После столь твердых слов конец своего послания можно было и смягчить: пошутействовать, начать с колобродистой фразы Подколёсина, а закончить простыми добрыми словами:
"."Вот как начнешь этак, один, на досуге подумывать, так видишь, что точно надо"… надо сделаться самим собой. Это всего труднее, т. е. реже всего удается, но можно. А так как можно, то нечего р а з в о д и т ь, а поцеловать крепко Корсиньку могу и даже очень и пожелать ему приятного сна, ибо 2-й час ночи".
* * *
Летняя жизнь в деревне — и его дерзостный творческий взрыв, и сомнения, и блаженные дни, когда можно было отложить начатую оперу до первых отзывов друзей и просто — жить, присматриваться к мужичкам, бабам, детворе, вслушиваться в речь деревенских жителей, восхищаясь всей пестротой ее интонаций. Всё это ушло в прошлое в конце августа, когда он появился в Петербурге.
Из Шилова Мусоргский приехал освеженный деревенскими впечатлениями. Брат оставался в этом благодатном, далеком от столичной службы и суеты мире, оставался надолго. Не тогда ли, по возвращении из деревни в Петербург, Модесту придет в голову такая простая идея, — подарить брату отцовское имение, — которую позже услышит из его уст Саша Пургольд?
— Брат женат, у него дети, а я никогда не женюсь и могу сам себе пробить дорогу.
Филарет Петрович был человек трезвого ума. Вряд ли он мог с одобрением отнестись к самопожертвованию Модиньки. Но и не признать его неумелости в хозяйственных делах тоже не мог. Тою же осенью придет и решение: Модест остается владельцем Кареева, но право управлять им передает брату.

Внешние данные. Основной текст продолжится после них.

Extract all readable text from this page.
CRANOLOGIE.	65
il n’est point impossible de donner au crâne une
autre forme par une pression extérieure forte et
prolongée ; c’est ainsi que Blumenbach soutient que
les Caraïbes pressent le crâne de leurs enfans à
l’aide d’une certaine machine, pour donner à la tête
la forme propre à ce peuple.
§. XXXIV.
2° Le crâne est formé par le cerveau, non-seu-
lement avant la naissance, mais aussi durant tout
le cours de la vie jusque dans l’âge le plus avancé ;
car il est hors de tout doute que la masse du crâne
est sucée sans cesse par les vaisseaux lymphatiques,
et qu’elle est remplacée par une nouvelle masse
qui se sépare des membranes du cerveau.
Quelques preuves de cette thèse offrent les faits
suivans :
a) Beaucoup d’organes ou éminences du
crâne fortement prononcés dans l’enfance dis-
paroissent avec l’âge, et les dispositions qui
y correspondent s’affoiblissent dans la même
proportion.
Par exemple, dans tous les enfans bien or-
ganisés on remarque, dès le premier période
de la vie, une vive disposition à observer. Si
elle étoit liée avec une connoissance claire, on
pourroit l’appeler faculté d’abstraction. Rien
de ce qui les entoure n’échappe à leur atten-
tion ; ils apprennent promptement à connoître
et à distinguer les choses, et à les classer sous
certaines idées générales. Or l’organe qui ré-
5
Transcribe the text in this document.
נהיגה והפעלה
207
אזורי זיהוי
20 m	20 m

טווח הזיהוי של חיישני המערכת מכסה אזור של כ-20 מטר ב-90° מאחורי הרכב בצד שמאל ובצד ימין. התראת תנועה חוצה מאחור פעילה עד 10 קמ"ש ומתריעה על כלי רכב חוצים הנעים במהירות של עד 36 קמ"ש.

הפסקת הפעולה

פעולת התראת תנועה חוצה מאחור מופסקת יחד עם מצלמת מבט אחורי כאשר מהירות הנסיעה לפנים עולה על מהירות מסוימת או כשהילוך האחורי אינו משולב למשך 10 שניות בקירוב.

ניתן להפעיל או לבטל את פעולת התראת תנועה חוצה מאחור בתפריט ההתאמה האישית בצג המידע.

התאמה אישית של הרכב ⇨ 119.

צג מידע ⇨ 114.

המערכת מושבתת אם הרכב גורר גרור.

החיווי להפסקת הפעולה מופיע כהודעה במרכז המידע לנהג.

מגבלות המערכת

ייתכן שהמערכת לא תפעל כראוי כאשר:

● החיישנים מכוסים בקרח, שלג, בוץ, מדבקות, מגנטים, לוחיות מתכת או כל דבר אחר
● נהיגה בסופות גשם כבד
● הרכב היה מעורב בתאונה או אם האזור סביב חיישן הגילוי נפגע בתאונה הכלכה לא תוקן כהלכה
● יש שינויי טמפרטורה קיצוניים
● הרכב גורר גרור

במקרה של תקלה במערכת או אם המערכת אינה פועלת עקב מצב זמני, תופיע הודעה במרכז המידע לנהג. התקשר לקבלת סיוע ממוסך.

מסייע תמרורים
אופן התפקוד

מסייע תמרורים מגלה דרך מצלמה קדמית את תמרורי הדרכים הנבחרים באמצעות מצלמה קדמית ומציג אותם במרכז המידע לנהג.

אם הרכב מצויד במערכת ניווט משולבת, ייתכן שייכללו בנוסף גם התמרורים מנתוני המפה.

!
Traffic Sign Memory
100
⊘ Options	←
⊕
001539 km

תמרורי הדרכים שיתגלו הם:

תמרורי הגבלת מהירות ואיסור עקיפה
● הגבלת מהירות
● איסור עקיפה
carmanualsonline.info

Теперь, в столице, Мусоргского приютили на своей квартире в Инженерном замке Опочинины. Он чувствовал, как в душе опять зрело что-то. Но поначалу хотелось показать сделанное друзьям.
Приводить первое действие "Женитьбы" в порядок он начал без инструмента, еще в деревне. Продолжил в Петербурге. Осень и начинается с исполнений "Женитьбы" — то у Пургольдов, то у Кюи. Первое было "в лицах". Сам Мусоргский скинулся Подколёсиным, Александра Николаевна "примерила" на себя партию Феклы, генерал Вельяминов взялся петь Степана, а Даргомыжский стал Кочкаревым. Репетировали с хохотом: гоголевские персонажи оживали со всеми "особенными" их гримасами, ужимками и даже "стилем мышления". Даргомыжский от смеха не мог свою партию довести до конца.